Eine Wohnung pro Etage ist geplant, die Wohnungsgrößen liegen zwischen 160 und 210 Quadratmetern. Der Bunker bekam noch ein Staffelgeschoss für ein Penthouse. „Das hat eine rundum begehbare Terrasse“, informiert Ricardo Feldmann von der Immobilienfirma Engel & Völkers, die ab Mitte Mai die Eigentumswohnungen vermarktet. Ein weiterer Clou der Penthouse-Wohnung: Der Aufzug im Haus führt per gesonderter Schlüsselschaltung direkt in die Wohnung. „So etwas kennt man sonst nur aus Filmen“, sagt Feldmann schmunzelnd.

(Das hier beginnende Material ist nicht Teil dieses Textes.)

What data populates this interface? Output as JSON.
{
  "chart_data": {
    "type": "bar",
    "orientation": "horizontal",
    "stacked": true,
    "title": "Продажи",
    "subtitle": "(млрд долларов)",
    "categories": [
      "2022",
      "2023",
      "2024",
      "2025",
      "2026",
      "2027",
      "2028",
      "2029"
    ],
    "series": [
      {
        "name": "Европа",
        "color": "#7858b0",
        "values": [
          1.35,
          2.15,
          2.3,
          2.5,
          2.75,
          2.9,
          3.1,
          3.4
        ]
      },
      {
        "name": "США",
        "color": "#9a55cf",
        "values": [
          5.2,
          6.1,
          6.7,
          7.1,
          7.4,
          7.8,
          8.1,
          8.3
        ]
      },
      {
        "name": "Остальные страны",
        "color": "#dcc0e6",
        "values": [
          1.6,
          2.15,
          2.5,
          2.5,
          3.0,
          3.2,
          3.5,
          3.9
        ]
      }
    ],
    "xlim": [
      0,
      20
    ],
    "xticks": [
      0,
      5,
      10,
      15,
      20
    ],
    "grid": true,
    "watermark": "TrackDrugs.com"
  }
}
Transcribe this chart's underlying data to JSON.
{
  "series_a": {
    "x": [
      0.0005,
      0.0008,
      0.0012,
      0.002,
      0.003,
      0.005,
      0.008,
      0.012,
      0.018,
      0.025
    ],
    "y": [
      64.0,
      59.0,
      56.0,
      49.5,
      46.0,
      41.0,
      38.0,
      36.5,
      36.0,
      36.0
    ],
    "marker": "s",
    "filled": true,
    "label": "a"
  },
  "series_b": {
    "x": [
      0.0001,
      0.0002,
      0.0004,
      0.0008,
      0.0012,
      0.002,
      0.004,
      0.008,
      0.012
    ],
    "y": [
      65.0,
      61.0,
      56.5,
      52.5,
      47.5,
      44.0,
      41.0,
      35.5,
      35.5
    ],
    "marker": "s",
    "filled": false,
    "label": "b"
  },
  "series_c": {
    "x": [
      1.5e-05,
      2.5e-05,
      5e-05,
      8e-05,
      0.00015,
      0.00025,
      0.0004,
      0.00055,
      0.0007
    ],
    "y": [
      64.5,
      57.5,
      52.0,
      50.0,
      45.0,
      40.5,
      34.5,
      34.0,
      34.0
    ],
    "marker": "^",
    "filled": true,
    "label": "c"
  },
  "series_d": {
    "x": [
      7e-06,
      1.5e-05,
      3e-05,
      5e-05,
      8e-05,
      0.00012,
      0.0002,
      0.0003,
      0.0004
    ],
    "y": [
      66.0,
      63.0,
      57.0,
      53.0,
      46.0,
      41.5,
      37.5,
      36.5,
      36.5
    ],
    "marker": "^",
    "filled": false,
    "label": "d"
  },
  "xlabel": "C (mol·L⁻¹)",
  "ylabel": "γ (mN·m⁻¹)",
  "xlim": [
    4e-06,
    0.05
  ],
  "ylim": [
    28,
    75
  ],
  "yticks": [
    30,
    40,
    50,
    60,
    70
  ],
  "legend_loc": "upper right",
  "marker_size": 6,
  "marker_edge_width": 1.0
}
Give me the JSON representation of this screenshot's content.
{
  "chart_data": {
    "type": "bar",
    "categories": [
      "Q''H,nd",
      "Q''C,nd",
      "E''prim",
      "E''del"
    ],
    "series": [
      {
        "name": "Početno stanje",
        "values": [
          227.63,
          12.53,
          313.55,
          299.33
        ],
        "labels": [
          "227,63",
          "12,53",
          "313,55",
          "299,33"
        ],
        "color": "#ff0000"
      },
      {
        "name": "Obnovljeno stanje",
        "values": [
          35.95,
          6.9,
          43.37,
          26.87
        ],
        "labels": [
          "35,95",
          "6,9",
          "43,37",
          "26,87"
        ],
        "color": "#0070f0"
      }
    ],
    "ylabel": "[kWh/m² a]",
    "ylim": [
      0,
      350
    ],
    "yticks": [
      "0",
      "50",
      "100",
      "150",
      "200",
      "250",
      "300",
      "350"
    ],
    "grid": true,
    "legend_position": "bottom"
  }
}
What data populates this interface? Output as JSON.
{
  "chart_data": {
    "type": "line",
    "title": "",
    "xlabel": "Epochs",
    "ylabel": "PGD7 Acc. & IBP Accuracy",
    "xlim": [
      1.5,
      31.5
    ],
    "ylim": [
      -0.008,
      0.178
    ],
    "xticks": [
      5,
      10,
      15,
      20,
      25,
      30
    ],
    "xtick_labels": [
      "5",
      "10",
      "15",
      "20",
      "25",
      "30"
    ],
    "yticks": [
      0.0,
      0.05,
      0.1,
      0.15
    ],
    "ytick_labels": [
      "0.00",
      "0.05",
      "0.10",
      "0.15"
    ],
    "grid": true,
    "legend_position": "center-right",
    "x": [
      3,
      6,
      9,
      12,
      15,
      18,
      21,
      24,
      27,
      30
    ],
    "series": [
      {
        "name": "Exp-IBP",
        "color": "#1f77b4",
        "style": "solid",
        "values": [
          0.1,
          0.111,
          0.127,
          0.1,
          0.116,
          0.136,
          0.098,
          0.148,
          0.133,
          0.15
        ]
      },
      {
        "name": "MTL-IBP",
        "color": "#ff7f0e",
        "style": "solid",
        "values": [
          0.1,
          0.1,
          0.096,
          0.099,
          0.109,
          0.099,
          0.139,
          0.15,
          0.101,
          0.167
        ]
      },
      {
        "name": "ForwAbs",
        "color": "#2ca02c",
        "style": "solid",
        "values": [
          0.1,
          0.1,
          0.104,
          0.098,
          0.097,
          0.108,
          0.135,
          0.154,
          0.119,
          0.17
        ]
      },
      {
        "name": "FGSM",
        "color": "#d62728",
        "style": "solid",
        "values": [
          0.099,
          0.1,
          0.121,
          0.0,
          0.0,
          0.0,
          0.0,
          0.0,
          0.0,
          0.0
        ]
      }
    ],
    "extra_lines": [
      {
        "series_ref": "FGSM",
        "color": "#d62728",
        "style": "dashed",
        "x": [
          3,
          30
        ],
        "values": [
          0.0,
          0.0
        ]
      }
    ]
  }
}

Weitere Bunkerumbauten im Essener Stadtgebiet geplant
Der Eingang ins Gebäude erfolgt über den Garagenstellplatz im Haus. Unter anderem gehören zu den Ausstattungsmerkmalen der fünf Wohnungen offene Wohnküchen, Schlafzimmer mit offenem Ankleidezimmer bzw. offenem Badezimmer. Wer möchte, bekommt einen Wellnessbereich mit eigener Sauna. In der dritten Etage präsentiert sich der Bunker dann im Loft-Stil mit 4,50 Meter hohen Decken. Das alles hat natürlich seinen Preis. Die Penthouse-Wohnung liege schon im oberen sechsstelligen Bereich, gibt Feldmann Auskunft.
Die Fassade des Hochschutzbunkers werde im Übrigen ziemlich außergewöhnlich, kündigt die Bauherrin an. Helle Glaswände sollen die Außenhaut bilden. „Das wird sicherlich ein Hingucker“, so Tuong Le-Nehring. Die Metamorphose vom Betonklotz zum Prestige-Wohnobjekt werde voraussichtlich im September vollendet sein, kündigt der Bauträger an. Weitere Bunkerumbauten im Essener Stadtgebiet sollen folgen.